TRIS Rating affirms the company rating of Thai AirAsia Co., Ltd. (TAA) and the ratings of TAA’s outstanding senior unsecured debentures at “A-”. At the same time, TRIS Rating assigns the rating of “A-” to TAA’s proposed issue of up to Bt5,000 million in senior unsecured debentures. The proceeds from the new debentures will be used to refinance its existing debts and reserve for investments.
The ratings reflect TAA’s position as the leading low cost carrier (LCC) airline in Thailand; its cost efficiency; synergy with AirAsia Berhad (AAB) and its affiliate, AirAsia Group; and ongoing growth of the Thai tourism industry. However, these strengths are partially offset by intense competition in the industry plus TAA’s relatively high leverage, exposure to volatile fuel prices, currency risk, and event risks.
In the first quarter of 2018, TAA’s revenue increased by 23% year-on-year (y-o-y) to Bt11,254 million due to the strong growth of passengers. TAA’s operating margin (operating income before depreciation and amortization as a percentage of revenue) also improved to 29.6%, compared with 25.7% in the same period of the previous year.
TAA’s leverage declined but remained at high level. The adjusted debt to capitalization ratio declined from 78% in 2017 to 75% in the first quarter of 2018, thanks to the retention of earnings which increased TAA’s equity base.

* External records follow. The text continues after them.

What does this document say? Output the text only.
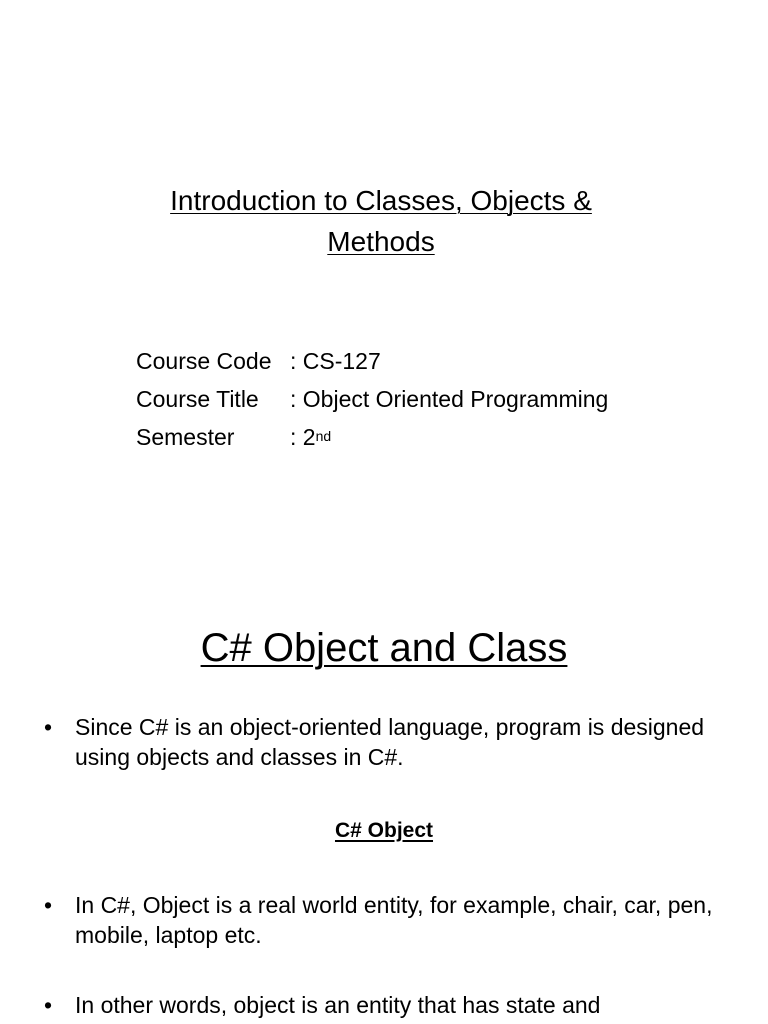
Introduction to Classes, Objects &
Methods
Course Code : CS-127
Course Title	: Object Oriented Programming
Semester	: 2nd
C# Object and Class
• Since C# is an object-oriented language, program is designed using objects and classes in C#.

C# Object

• In C#, Object is a real world entity, for example, chair, car, pen, mobile, laptop etc.
• In other words, object is an entity that has state and
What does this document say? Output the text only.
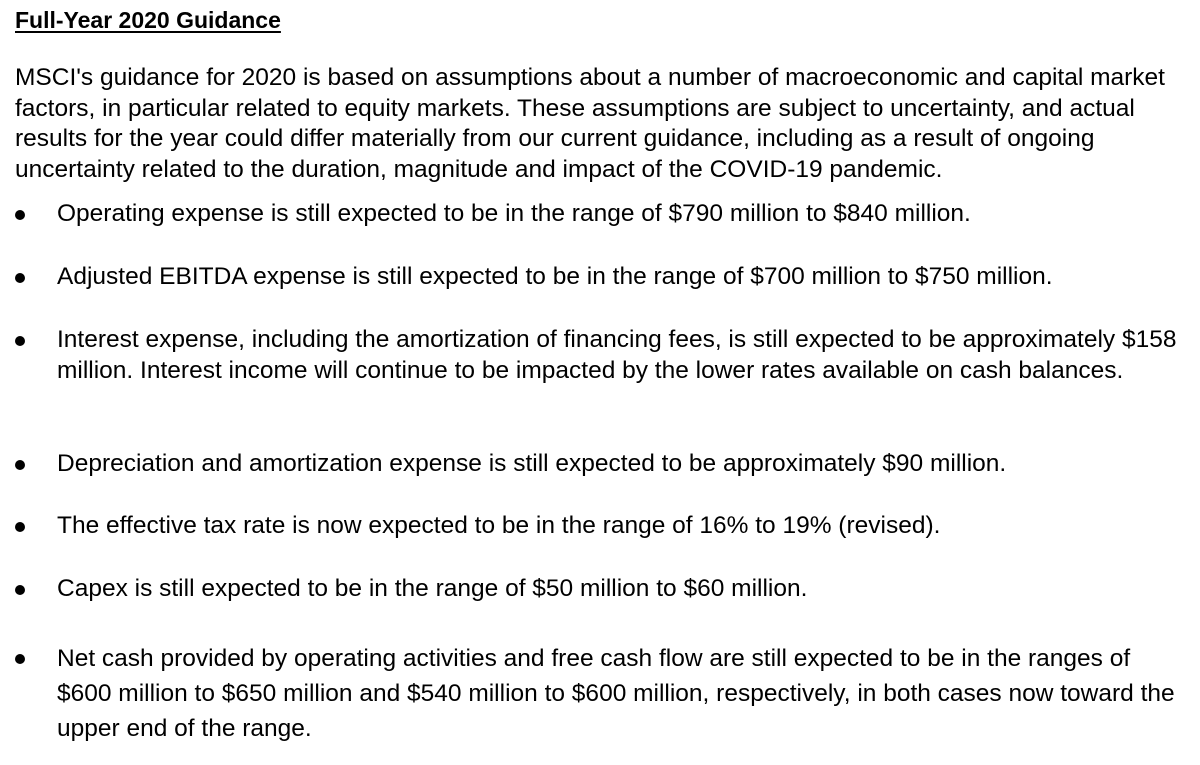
Full-Year 2020 Guidance

MSCI's guidance for 2020 is based on assumptions about a number of macroeconomic and capital market factors, in particular related to equity markets. These assumptions are subject to uncertainty, and actual results for the year could differ materially from our current guidance, including as a result of ongoing uncertainty related to the duration, magnitude and impact of the COVID-19 pandemic.

Operating expense is still expected to be in the range of $790 million to $840 million.
Adjusted EBITDA expense is still expected to be in the range of $700 million to $750 million.
Interest expense, including the amortization of financing fees, is still expected to be approximately $158 million. Interest income will continue to be impacted by the lower rates available on cash balances.
Depreciation and amortization expense is still expected to be approximately $90 million.
The effective tax rate is now expected to be in the range of 16% to 19% (revised).
Capex is still expected to be in the range of $50 million to $60 million.
Net cash provided by operating activities and free cash flow are still expected to be in the ranges of $600 million to $650 million and $540 million to $600 million, respectively, in both cases now toward the upper end of the range.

From 2018 to 2020, the company is scheduled to receive 17 new aircraft which will be financed by both financial lease and operating lease. Hence, the debt level will increase significantly. However, the capacity expansion will boost operating results and enhance TAA’s equity base.
RATING OUTLOOK
The “stable” outlook is based on the expectation that TAA will maintain its dominant position in the LCC industry in Thailand. TAA's cost management efficiency and versatile operation are expected to withstand seasonal and external factors affecting the airline industry as a whole.
Under TRIS Rating’s base case scenario, we assume that TAA’s revenues will grow around 15% per annum. Its operating profit margins will be above 20%. Despite its aggressive expansion plan, its debt to capitalization ratio will gradually decline to 71% in 2020. Meanwhile, the earnings before interest, tax, depreciation, and amortization (EBITDA) interest coverage ratio should stay above 3.5 times.
RATING SENSITIVITIES
A rating upgrade is unlikely in the near term based on TAA’s current financial profile. However, it could occur if both the ratio of total debt to EBITDA is below 3 times and total debt is sustained at 60%-65% of capitalization.
A downside risk scenario will materialize if TAA’s financial performance deteriorates substantially or if its financial leverage rises significantly above the current level.